El café es un pequeño restaurante atestado de gente. Los parroquianos concurren a platicar de cosas triviales para dejar pasar el tiempo. Y el tiempo pasa.

Afuera la guerra continúa en lo que hay que cambiar: unos tubos, los cables hacen corto, y no ayuda el aprendiz, el sabio que solo observa las cosas.

La taza de café se difumina en una toma aérea por el vapor. En su lugar el vapor aporta creatividad y carácter de nube, de algodón disuelto. La taza se vuelve mujer.

La historia es muy importante. A los costados de la taza de café están los escuchas y su instrumental de audiencia. Las historias van y vienen y el ruido escurre alrededor de las palabras. Sería pesado entrar a la vida de cada uno a conocer sus tragedias mientras bailan atrás de su casa.

Vale la pena ver el momento exacto en que la mano se ase al azar y sin esfuerzo levanta la taza a media altura. La mide un poco, la acerca a los labios y en su trémulo instante de víctima la taza se inclina indecente y se entrega. Los dedos entonces sueltan su soberbia taza, la dejan reposar sobre la mesa y la mano busca otras cosas que hacer en la vida.

El tiempo de café dilata el tiempo de vivir. El agua proviene de lejos y luego estalla en soberanas tinajas hirviendo entre artilugios de una industria floreciente y cautiva. El café es un trago lento de palabras, un contenedor de misterios nocturnos y alados.

El verbo extrema sus precauciones al borde del área que circunda la taza, el popular recipiente puesto así en la mano es una posesión espiritual. No la sueltas por más que lloren y lloras.

El hombre está solo y su taza de café con sus historias negras. La cafetería es una ciudad de acontecimientos estremecedores y felices encuentros. El mensaje se lee al revés en la pantalla del teléfono en las celebraciones de aniversarios en una red infinita.

Las historias toman las calles y las hacen suyas en el espiral del humo. En todo ese tiempo escuchamos al interlocutor narrar del otro lado de la taza. Hay una leve discusión al respecto pero la hace desistir el pequeño sorbo, las comas ligeras, los entretelones ceremoniosos al beber una taza de café.
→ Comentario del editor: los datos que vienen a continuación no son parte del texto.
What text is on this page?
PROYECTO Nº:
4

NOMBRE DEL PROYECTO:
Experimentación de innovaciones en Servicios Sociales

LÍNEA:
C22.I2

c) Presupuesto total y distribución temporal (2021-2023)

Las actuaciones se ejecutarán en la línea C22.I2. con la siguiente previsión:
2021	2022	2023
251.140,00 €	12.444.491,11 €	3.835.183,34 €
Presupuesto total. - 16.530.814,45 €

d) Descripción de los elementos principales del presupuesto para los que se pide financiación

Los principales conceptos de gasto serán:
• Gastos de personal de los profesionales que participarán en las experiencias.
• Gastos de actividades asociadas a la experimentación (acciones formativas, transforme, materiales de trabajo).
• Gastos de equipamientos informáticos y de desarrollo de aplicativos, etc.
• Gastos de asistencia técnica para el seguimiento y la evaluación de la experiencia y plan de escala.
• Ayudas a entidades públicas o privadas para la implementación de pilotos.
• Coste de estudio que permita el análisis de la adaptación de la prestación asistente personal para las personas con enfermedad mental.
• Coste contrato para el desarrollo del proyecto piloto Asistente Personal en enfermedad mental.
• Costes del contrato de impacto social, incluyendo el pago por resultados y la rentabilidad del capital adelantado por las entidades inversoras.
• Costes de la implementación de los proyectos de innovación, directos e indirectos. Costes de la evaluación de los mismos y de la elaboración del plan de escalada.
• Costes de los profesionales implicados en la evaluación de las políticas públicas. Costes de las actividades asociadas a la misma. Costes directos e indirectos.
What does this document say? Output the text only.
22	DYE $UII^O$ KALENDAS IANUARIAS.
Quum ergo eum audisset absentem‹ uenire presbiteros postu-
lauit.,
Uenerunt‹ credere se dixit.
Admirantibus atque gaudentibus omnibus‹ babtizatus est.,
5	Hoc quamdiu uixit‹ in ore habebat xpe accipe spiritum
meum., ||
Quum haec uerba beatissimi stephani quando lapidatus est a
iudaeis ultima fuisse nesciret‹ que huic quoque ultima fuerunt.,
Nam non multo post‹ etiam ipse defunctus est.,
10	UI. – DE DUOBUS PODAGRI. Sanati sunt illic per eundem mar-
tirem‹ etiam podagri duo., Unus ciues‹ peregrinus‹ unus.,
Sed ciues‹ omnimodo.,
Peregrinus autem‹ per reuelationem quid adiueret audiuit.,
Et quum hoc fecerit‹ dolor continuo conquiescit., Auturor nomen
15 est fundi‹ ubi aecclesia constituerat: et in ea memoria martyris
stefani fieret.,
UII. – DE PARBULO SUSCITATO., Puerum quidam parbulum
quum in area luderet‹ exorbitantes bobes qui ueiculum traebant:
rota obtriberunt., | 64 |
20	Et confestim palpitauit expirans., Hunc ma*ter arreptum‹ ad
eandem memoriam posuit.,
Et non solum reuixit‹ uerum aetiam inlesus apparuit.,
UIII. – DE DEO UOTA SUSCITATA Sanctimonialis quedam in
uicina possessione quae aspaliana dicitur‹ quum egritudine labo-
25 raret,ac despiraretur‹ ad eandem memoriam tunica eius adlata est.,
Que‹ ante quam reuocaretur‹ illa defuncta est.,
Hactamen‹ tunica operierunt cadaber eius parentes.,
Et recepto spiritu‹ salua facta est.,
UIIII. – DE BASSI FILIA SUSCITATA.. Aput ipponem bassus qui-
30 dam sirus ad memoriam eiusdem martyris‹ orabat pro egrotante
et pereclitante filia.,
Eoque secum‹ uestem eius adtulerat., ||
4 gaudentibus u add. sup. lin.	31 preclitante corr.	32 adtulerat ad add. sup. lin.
En la reunión la cifra de espectadores pertenecen al mercado local, son documentados en el archivo de cámaras instaladas en la calle Hidalgo, rosacruces, embusteros y menesterosos. Escuchan la historia aquella que nadie imaginó fuese a pasar. La suya propia.

Después de varios minutos, que en la vida real fueron horas en alguna parte del planeta, las luces de la cafetería comienzan a incendiarse. Se retira lentamente el día con su fábula humeante. ¿Qué puede ocurrir para satisfacer esa curiosidad que llena mientras tanto la tarde?

La cafetería es un gran lago y breves lanchas de papel, y sus remos de manos y dedos, la taza de café.

Alrededor, si observas bien, la taza de café mueve la gente. Giran en incansable círculo vicioso en los ojos que miran ahora cómo se suelta la taza y los dedos se alejan de a poco y salen del establecimiento cargando dibujos.